Bericht im DLF Campus & Karriere

Am 6. April hätte an der Green School der Unterricht nach den Ferien wieder begonnen, doch wie an vielen anderen Schulen wurde der Start um einen Monat verschoben. Kein Problem für die Schulleitung, denn die Krise zeige, dass ihr Konzept einer grünen, nachhaltigen Bildung längst weltweit nötig ist.

Inmitten von Bambus, Kokospalmen, Papaya.

Der Weg zur Green School im Landesinneren von Bali führt an dichten Bananenplantagen vorbei, Bambus und Kokospalmen stehen am Weg. Noch vor dem breiten Haupttor mitten im Dschungel erinnert ein kleiner Wertstoffhof an die, in Indonesien sonst unübliche Mülltrennung. Papier, Plastik, Flaschen nach Farben, Glas, Pappe – für jeden Wertstoff ein eigener Bereich.

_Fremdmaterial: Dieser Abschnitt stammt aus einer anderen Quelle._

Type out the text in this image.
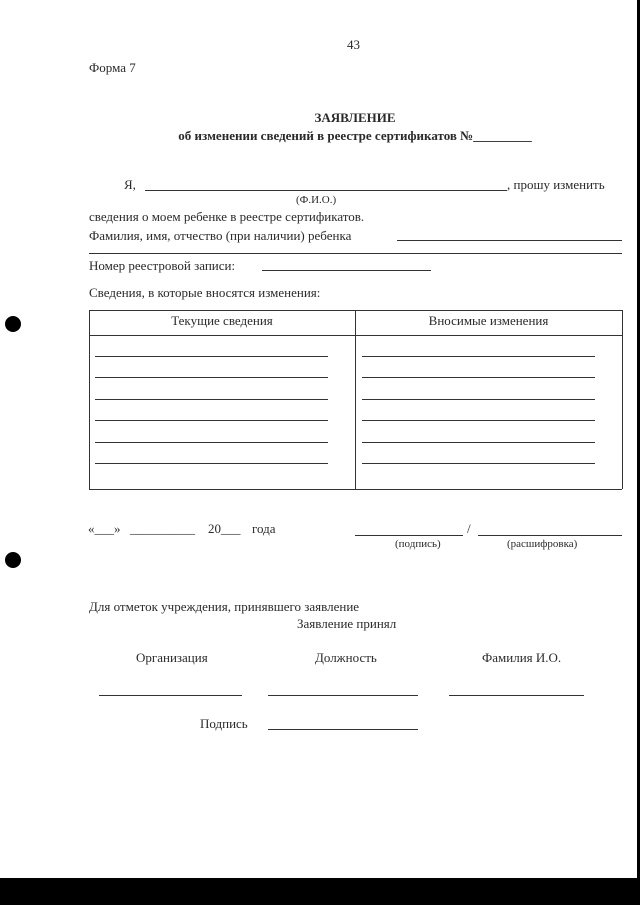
43
Форма 7
ЗАЯВЛЕНИЕ
об изменении сведений в реестре сертификатов №_________
Я,	, прошу изменить
(Ф.И.О.)
сведения о моем ребенке в реестре сертификатов.
Фамилия, имя, отчество (при наличии) ребенка
Номер реестровой записи:
Сведения, в которые вносятся изменения:
Текущие сведения	Вносимые изменения
«___» __________ 20___ года	/
(подпись)	(расшифровка)
Для отметок учреждения, принявшего заявление
Заявление принял
Организация	Должность	Фамилия И.О.
Подпись
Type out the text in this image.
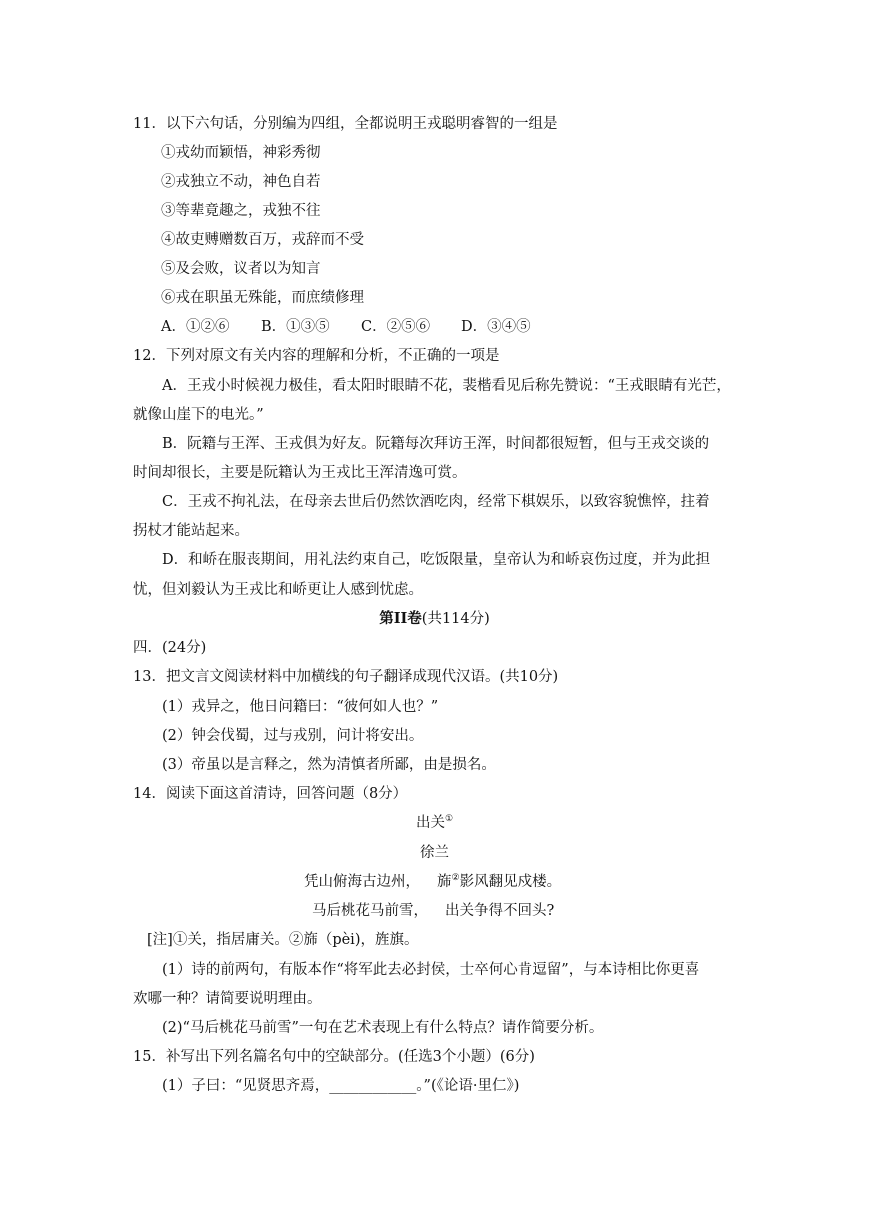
11．以下六句话，分别编为四组，全都说明王戎聪明睿智的一组是
①戎幼而颖悟，神彩秀彻
②戎独立不动，神色自若
③等辈竟趣之，戎独不往
④故吏赙赠数百万，戎辞而不受
⑤及会败，议者以为知言
⑥戎在职虽无殊能，而庶绩修理
A．①②⑥ B．①③⑤ C．②⑤⑥ D．③④⑤
12．下列对原文有关内容的理解和分析，不正确的一项是
A．王戎小时候视力极佳，看太阳时眼睛不花，裴楷看见后称先赞说：“王戎眼睛有光芒，
就像山崖下的电光。”
B．阮籍与王浑、王戎俱为好友。阮籍每次拜访王浑，时间都很短暂，但与王戎交谈的
时间却很长，主要是阮籍认为王戎比王浑清逸可赏。
C．王戎不拘礼法，在母亲去世后仍然饮酒吃肉，经常下棋娱乐，以致容貌憔悴，拄着
拐杖才能站起来。
D．和峤在服丧期间，用礼法约束自己，吃饭限量，皇帝认为和峤哀伤过度，并为此担
忧，但刘毅认为王戎比和峤更让人感到忧虑。
第II卷(共114分)
四．(24分)
13．把文言文阅读材料中加横线的句子翻译成现代汉语。(共10分)
(1）戎异之，他日问籍曰：“彼何如人也？”
(2）钟会伐蜀，过与戎别，问计将安出。
(3）帝虽以是言释之，然为清慎者所鄙，由是损名。
14．阅读下面这首清诗，回答问题（8分）
出关①
徐兰
凭山俯海古边州， 旆②影风翻见戍楼。
马后桃花马前雪， 出关争得不回头?
[注]①关，指居庸关。②旆（pèi)，旌旗。
(1）诗的前两句，有版本作“将军此去必封侯，士卒何心肯逗留”，与本诗相比你更喜
欢哪一种？请简要说明理由。
(2)“马后桃花马前雪”一句在艺术表现上有什么特点？请作简要分析。
15．补写出下列名篇名句中的空缺部分。(任选3个小题）(6分)
(1）子曰：“见贤思齐焉，____________。”(《论语·里仁》)
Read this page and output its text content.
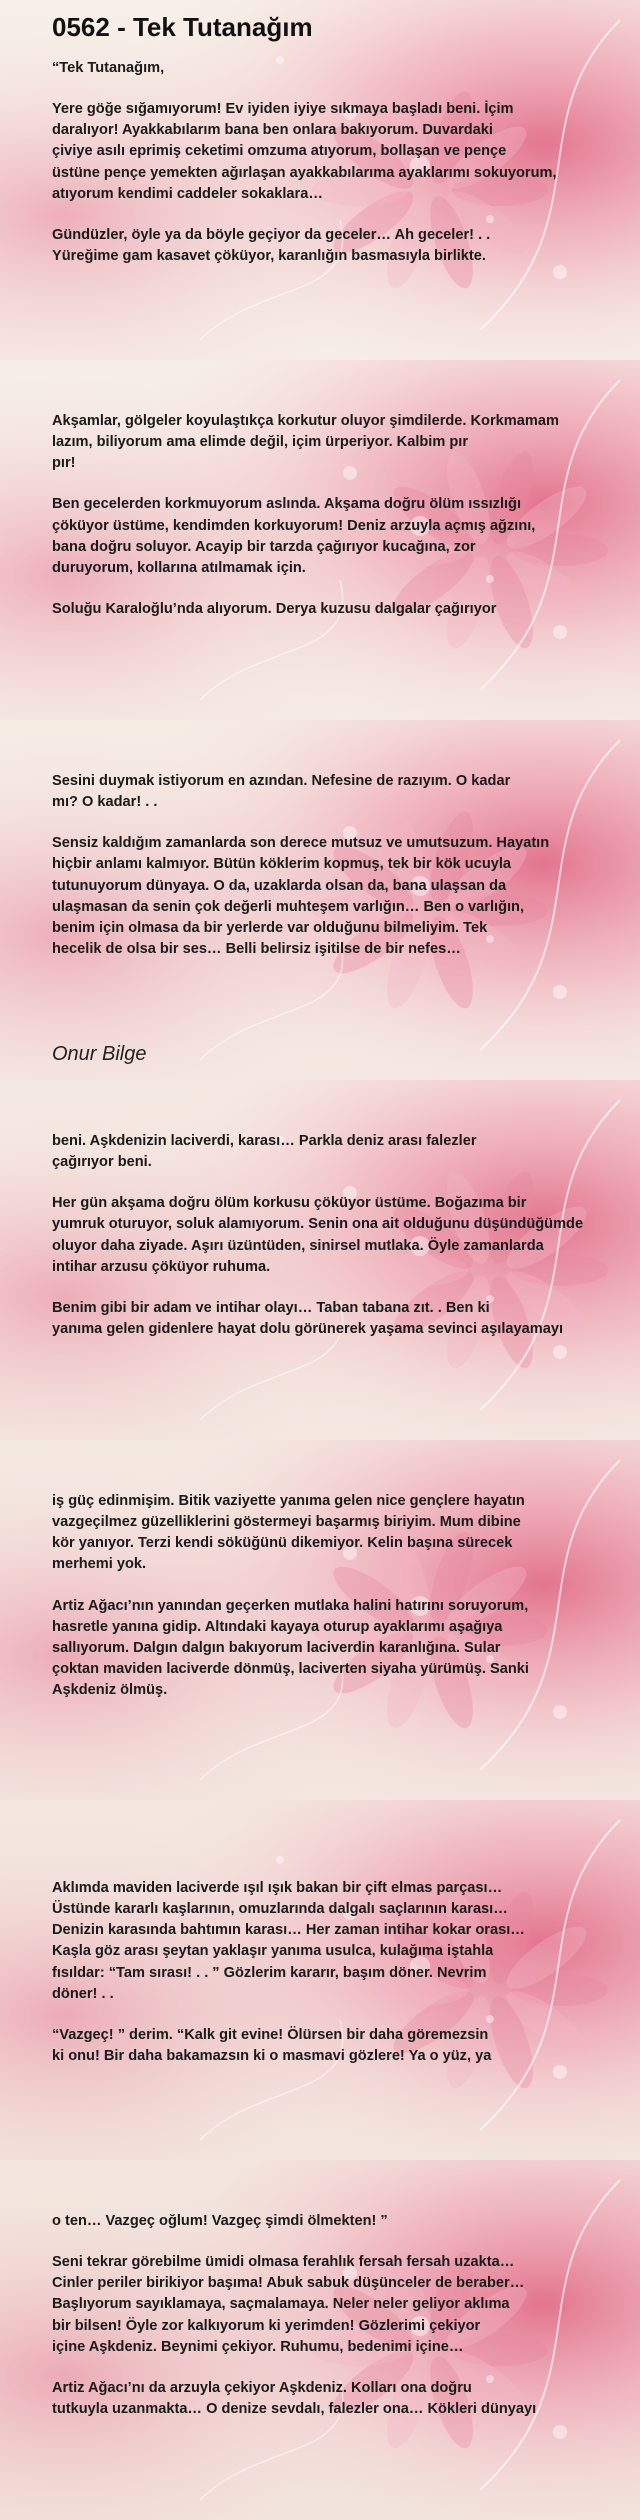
0562 - Tek Tutanağım

“Tek Tutanağım,

Yere göğe sığamıyorum! Ev iyiden iyiye sıkmaya başladı beni. İçim
daralıyor! Ayakkabılarım bana ben onlara bakıyorum. Duvardaki
çiviye asılı eprimiş ceketimi omzuma atıyorum, bollaşan ve pençe
üstüne pençe yemekten ağırlaşan ayakkabılarıma ayaklarımı sokuyorum,
atıyorum kendimi caddeler sokaklara…

Gündüzler, öyle ya da böyle geçiyor da geceler… Ah geceler! . .
Yüreğime gam kasavet çöküyor, karanlığın basmasıyla birlikte.

Akşamlar, gölgeler koyulaştıkça korkutur oluyor şimdilerde. Korkmamam
lazım, biliyorum ama elimde değil, içim ürperiyor. Kalbim pır
pır!

Ben gecelerden korkmuyorum aslında. Akşama doğru ölüm ıssızlığı
çöküyor üstüme, kendimden korkuyorum! Deniz arzuyla açmış ağzını,
bana doğru soluyor. Acayip bir tarzda çağırıyor kucağına, zor
duruyorum, kollarına atılmamak için.

Soluğu Karaloğlu’nda alıyorum. Derya kuzusu dalgalar çağırıyor

Sesini duymak istiyorum en azından. Nefesine de razıyım. O kadar
mı? O kadar! . .

Sensiz kaldığım zamanlarda son derece mutsuz ve umutsuzum. Hayatın
hiçbir anlamı kalmıyor. Bütün köklerim kopmuş, tek bir kök ucuyla
tutunuyorum dünyaya. O da, uzaklarda olsan da, bana ulaşsan da
ulaşmasan da senin çok değerli muhteşem varlığın… Ben o varlığın,
benim için olmasa da bir yerlerde var olduğunu bilmeliyim. Tek
hecelik de olsa bir ses… Belli belirsiz işitilse de bir nefes…

Onur Bilge

beni. Aşkdenizin laciverdi, karası… Parkla deniz arası falezler
çağırıyor beni.

Her gün akşama doğru ölüm korkusu çöküyor üstüme. Boğazıma bir
yumruk oturuyor, soluk alamıyorum. Senin ona ait olduğunu düşündüğümde
oluyor daha ziyade. Aşırı üzüntüden, sinirsel mutlaka. Öyle zamanlarda
intihar arzusu çöküyor ruhuma.

Benim gibi bir adam ve intihar olayı… Taban tabana zıt. . Ben ki
yanıma gelen gidenlere hayat dolu görünerek yaşama sevinci aşılayamayı

iş güç edinmişim. Bitik vaziyette yanıma gelen nice gençlere hayatın
vazgeçilmez güzelliklerini göstermeyi başarmış biriyim. Mum dibine
kör yanıyor. Terzi kendi söküğünü dikemiyor. Kelin başına sürecek
merhemi yok.

Artiz Ağacı’nın yanından geçerken mutlaka halini hatırını soruyorum,
hasretle yanına gidip. Altındaki kayaya oturup ayaklarımı aşağıya
sallıyorum. Dalgın dalgın bakıyorum laciverdin karanlığına. Sular
çoktan maviden laciverde dönmüş, laciverten siyaha yürümüş. Sanki
Aşkdeniz ölmüş.

Aklımda maviden laciverde ışıl ışık bakan bir çift elmas parçası…
Üstünde kararlı kaşlarının, omuzlarında dalgalı saçlarının karası…
Denizin karasında bahtımın karası… Her zaman intihar kokar orası…
Kaşla göz arası şeytan yaklaşır yanıma usulca, kulağıma iştahla
fısıldar: “Tam sırası! . . ” Gözlerim kararır, başım döner. Nevrim
döner! . .

“Vazgeç! ” derim. “Kalk git evine! Ölürsen bir daha göremezsin
ki onu! Bir daha bakamazsın ki o masmavi gözlere! Ya o yüz, ya

o ten… Vazgeç oğlum! Vazgeç şimdi ölmekten! ”

Seni tekrar görebilme ümidi olmasa ferahlık fersah fersah uzakta…
Cinler periler birikiyor başıma! Abuk sabuk düşünceler de beraber…
Başlıyorum sayıklamaya, saçmalamaya. Neler neler geliyor aklıma
bir bilsen! Öyle zor kalkıyorum ki yerimden! Gözlerimi çekiyor
içine Aşkdeniz. Beynimi çekiyor. Ruhumu, bedenimi içine…

Artiz Ağacı’nı da arzuyla çekiyor Aşkdeniz. Kolları ona doğru
tutkuyla uzanmakta… O denize sevdalı, falezler ona… Kökleri dünyayı
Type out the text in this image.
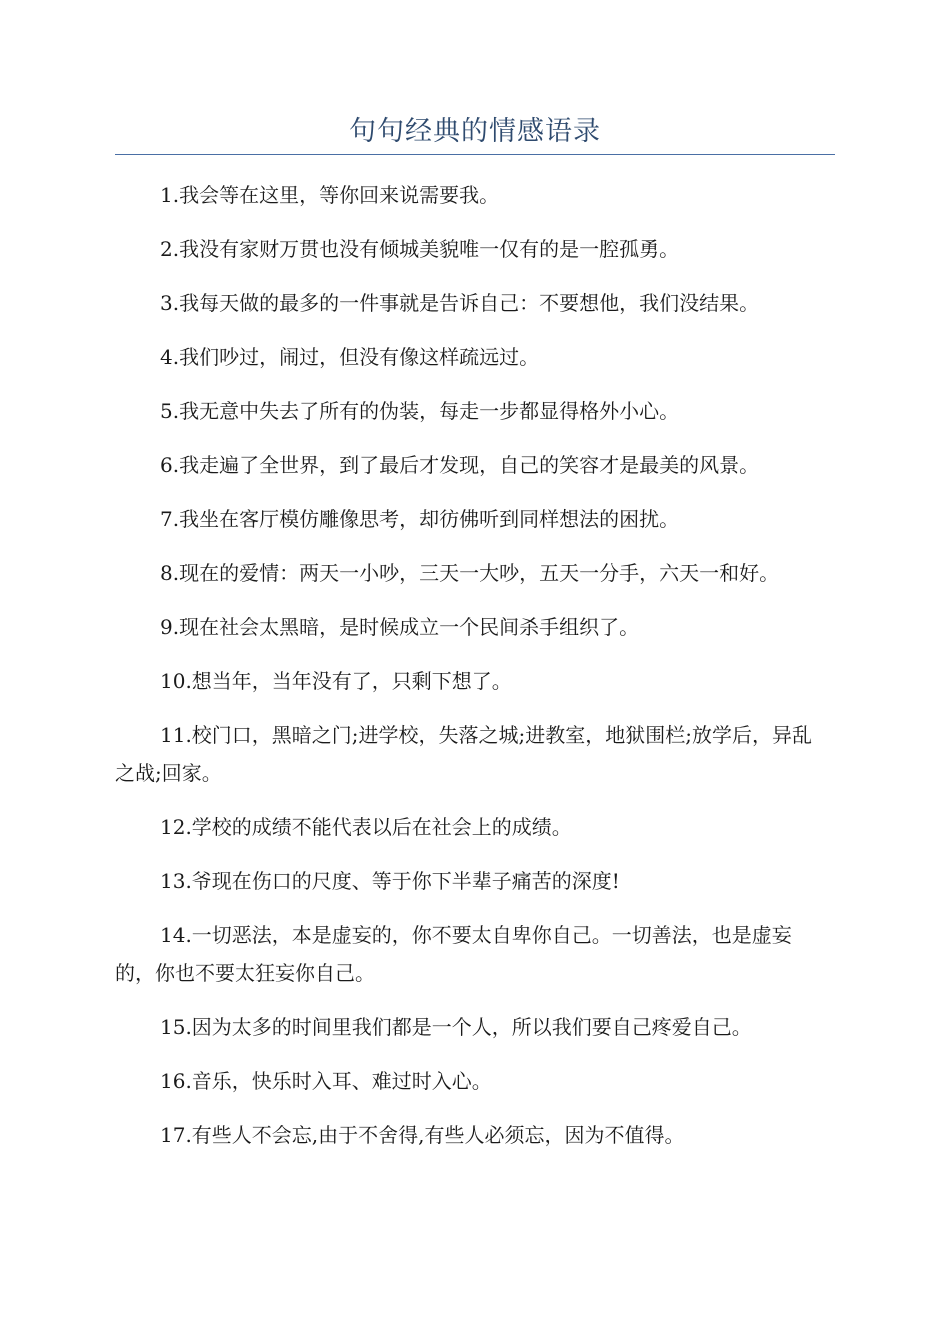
句句经典的情感语录

1.我会等在这里，等你回来说需要我。

2.我没有家财万贯也没有倾城美貌唯一仅有的是一腔孤勇。

3.我每天做的最多的一件事就是告诉自己：不要想他，我们没结果。

4.我们吵过，闹过，但没有像这样疏远过。

5.我无意中失去了所有的伪装，每走一步都显得格外小心。

6.我走遍了全世界，到了最后才发现，自己的笑容才是最美的风景。

7.我坐在客厅模仿雕像思考，却彷佛听到同样想法的困扰。

8.现在的爱情：两天一小吵，三天一大吵，五天一分手，六天一和好。

9.现在社会太黑暗，是时候成立一个民间杀手组织了。

10.想当年，当年没有了，只剩下想了。

11.校门口，黑暗之门;进学校，失落之城;进教室，地狱围栏;放学后，异乱之战;回家。

12.学校的成绩不能代表以后在社会上的成绩。

13.爷现在伤口的尺度、等于你下半辈子痛苦的深度!

14.一切恶法，本是虚妄的，你不要太自卑你自己。一切善法，也是虚妄的，你也不要太狂妄你自己。

15.因为太多的时间里我们都是一个人，所以我们要自己疼爱自己。

16.音乐，快乐时入耳、难过时入心。

17.有些人不会忘,由于不舍得,有些人必须忘，因为不值得。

Auf dem Schulparkplatz warten weiße, sogenannte Biobusse auf ihren Einsatz, Teil einer Schülerfirma, doch der Einsatz dürfte derzeit länger dauern.

Digitalunterricht mit Schülern weltweit

Lehrkräfte diskutieren in einem der Schul-Warungs, kleine Bistros mit internationaler Küche, über mögliche Onlineangebote in Zeiten von Corona – auch für die Green School. Per Internet sind die Kollegen zugeschaltet, die Mitte März in ihre Heimat geflogen sind, wie die US-Amerikanerin Leslie Medema, seit 2011 verantwortlich für die Lehrinhalte:

Es scheint komplizierter zu sein als es tatsächlich ist. wir bekommen jetzt die Möglichkeit, uns endlich umzustellen auf ein neues System, mit dem wir sowieso schon gearbeitet haben: Onlinecommunity, Online-Handout. Wir müssen uns jetzt aber auch noch mental darauf einstellen. Uns zeigt diese Krise, dass unser Schulsystem noch einmal relevanter wird für unsere Welt.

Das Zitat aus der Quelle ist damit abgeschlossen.